While those who conducted the survey took measures to protect respondents’ privacy, researchers say it’s unclear whether the figure for men was lower because they’re are more likely to avoid same-sex experiences or whether they’re not reporting them.

It wouldn’t surprise Kat Fowler, a 27-year-old art student who dates both women and men, if men were less likely to talk about their experiences.

“There’s a certain higher level of discrimination (for men). It’s a lot easier for women to have these kinds of experiences and be open about it because it’s more accepted,” said Fowler, who attends the University of Florida.

The findings on bisexuality and other aspects of Americans’ sexual habits were taken from the National Survey of Family Growth, which included 12,571 in-person interviews, done from March 2002 to March 2003. Overall, researchers said the report shows that most people have relatively few partners and are at a low risk for sexually transmitted diseases.

“Instead of just anecdotes and stories that raise people’s anxieties, I think it’s best to have real numbers,” said William Mosher, the statistician who oversaw the report. “And now we have those.”

When it comes to women and same-sex relationships, Mosher said it would be worth studying why young women seek such relationships, and whether they may be trying to avoid diseases more commonly spread through sex with men.

But some experts who study sexuality say it’s even more likely that many college students simply see experimentation as a rite of passage.

“It’s very safe in the academic community; no one thinks anything of it,” said Elayne Rapping, a professor of American studies at the University of Buffalo who has written about sexuality.

“But to some extent there’s more talk than action,” she added, noting that the bisexuality label has become a “badge of courage” for some college women, even those who only date men. Meanwhile, she said, men who have same-sex experiences are often less likely to talk about it publicly.

The trend among college women has prompted some sexual behavior experts to light-heartedly refer to the term “LUG,” or “lesbian until graduation,” said Craig Kinsley, a neuroscientist at the University of Richmond who studies the biology of sexual orientation and gender.

In other findings, the survey said that about 10 percent of females, ages 15 to 19, and 12 percent of males had experienced heterosexual oral sex but not vaginal intercourse. While no earlier data were available for young women, percentages for young men in 1992 were about the same, researchers said.

Those numbers dropped substantially for people in their 20s, who were more likely to have had vaginal intercourse.

The survey also revealed that 39 percent of men, ages 15 to 44, who’d had at least one sexual partner in the last year said they used a condom during their most recent sexual encounter.

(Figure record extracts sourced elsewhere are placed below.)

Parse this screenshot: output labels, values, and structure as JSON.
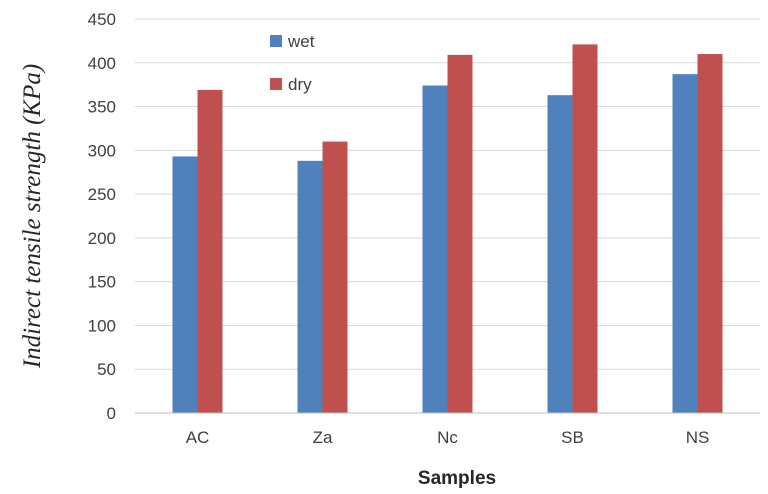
{
  "chart_data": {
    "type": "bar",
    "title": "",
    "xlabel": "Samples",
    "ylabel": "Indirect tensile strength (KPa)",
    "categories": [
      "AC",
      "Za",
      "Nc",
      "SB",
      "NS"
    ],
    "series": [
      {
        "name": "wet",
        "color": "#4F81BD",
        "values": [
          293,
          288,
          374,
          363,
          387
        ]
      },
      {
        "name": "dry",
        "color": "#C0504D",
        "values": [
          369,
          310,
          409,
          421,
          410
        ]
      }
    ],
    "ylim": [
      0,
      450
    ],
    "yticks": [
      0,
      50,
      100,
      150,
      200,
      250,
      300,
      350,
      400,
      450
    ],
    "grid": true,
    "legend": "top-left"
  }
}
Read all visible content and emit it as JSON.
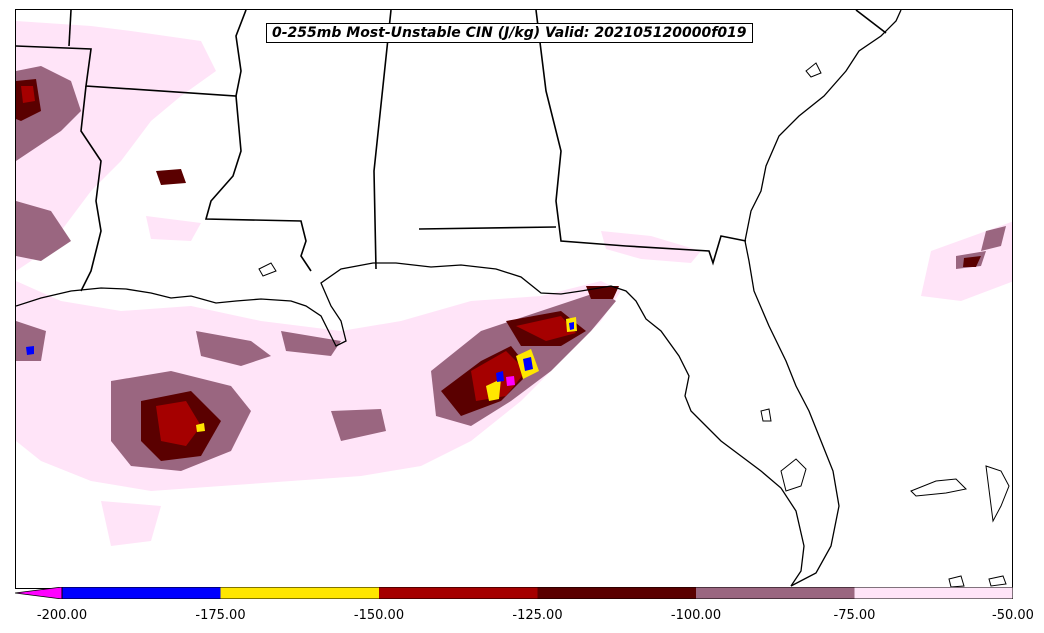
{
  "title": "0-255mb Most-Unstable CIN (J/kg) Valid: 202105120000f019",
  "colorbar": {
    "ticks": [
      "-200.00",
      "-175.00",
      "-150.00",
      "-125.00",
      "-100.00",
      "-75.00",
      "-50.00"
    ],
    "range": [
      -200,
      -50
    ],
    "extend": "min",
    "extend_color": "#ff00ff",
    "colors": [
      "#0000ff",
      "#ffe600",
      "#a50000",
      "#5a0000",
      "#9a6680",
      "#ffe4f8"
    ]
  },
  "map": {
    "region": "US Gulf Coast / Southeast",
    "field_colors": {
      "very_light": "#ffe4f8",
      "mauve": "#9a6680",
      "dark_red": "#5a0000",
      "red": "#a50000",
      "yellow": "#ffe600",
      "blue": "#0000ff",
      "magenta": "#ff00ff"
    }
  }
}
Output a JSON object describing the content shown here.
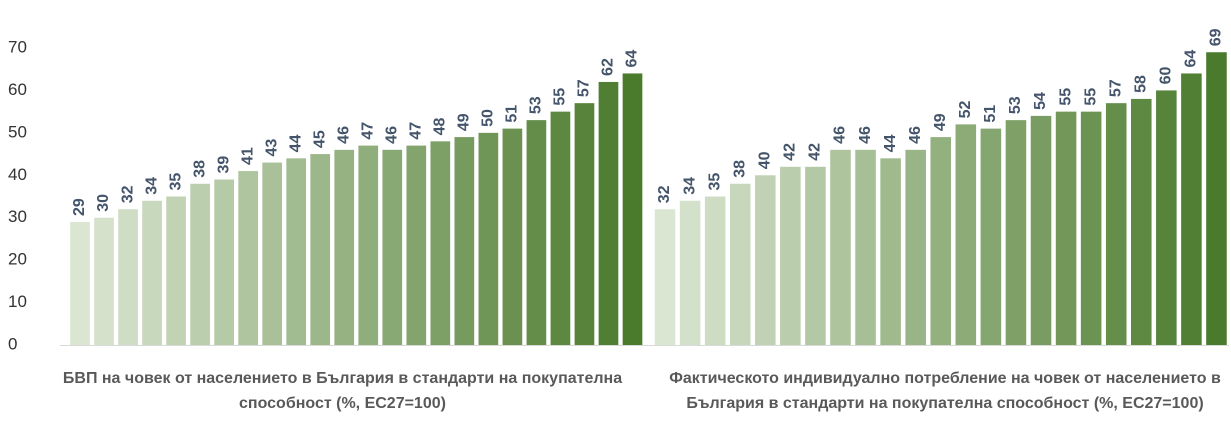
{
  "chart_data": {
    "type": "bar",
    "categories": [
      "БВП на човек от населението в България в стандарти на покупателна способност (%, ЕС27=100)",
      "Фактическото индивидуално потребление на човек от населението в България в стандарти на покупателна способност (%, ЕС27=100)"
    ],
    "groups": [
      {
        "values": [
          29,
          30,
          32,
          34,
          35,
          38,
          39,
          41,
          43,
          44,
          45,
          46,
          47,
          46,
          47,
          48,
          49,
          50,
          51,
          53,
          55,
          57,
          62,
          64
        ]
      },
      {
        "values": [
          32,
          34,
          35,
          38,
          40,
          42,
          42,
          46,
          46,
          44,
          46,
          49,
          52,
          51,
          53,
          54,
          55,
          55,
          57,
          58,
          60,
          64,
          69
        ]
      }
    ],
    "color_gradient": [
      "#dbe6d2",
      "#4a7a2c"
    ],
    "ylim": [
      0,
      70
    ],
    "yticks": [
      0,
      10,
      20,
      30,
      40,
      50,
      60,
      70
    ],
    "grid": false
  }
}
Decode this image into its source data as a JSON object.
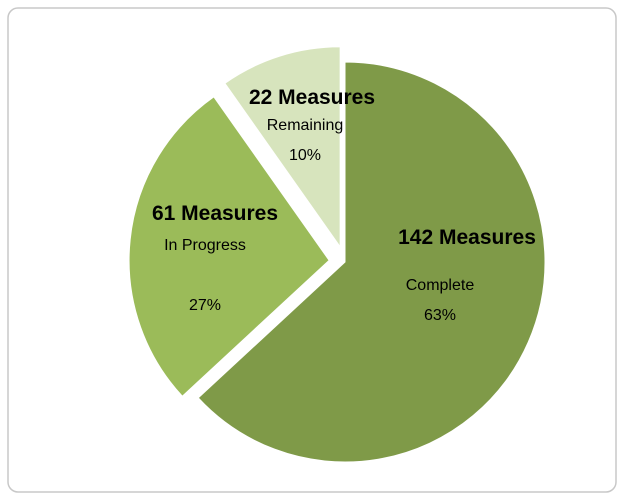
{
  "chart_data": {
    "type": "pie",
    "categories": [
      "Complete",
      "In Progress",
      "Remaining"
    ],
    "values": [
      142,
      61,
      22
    ],
    "value_labels": [
      "142 Measures",
      "61 Measures",
      "22 Measures"
    ],
    "percent_labels": [
      "63%",
      "27%",
      "10%"
    ],
    "colors": [
      "#7f9a48",
      "#9bbb59",
      "#d7e4bd"
    ],
    "exploded": [
      false,
      true,
      true
    ]
  }
}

That figure rose to 65 percent for men who’d never been married — and 91 percent for men who’d ever had sexual contact with another man.

Mosher said it was likely that men in higher-risk categories were heeding campaigns that encourage them to use condoms.

“Whether the levels (of condom use) are high enough is for others to judge,” Mosher said. “But I think it’s at least encouraging.”

The survey of adults has a margin of error of 1 percentage point and 3 percentage points for the teen data.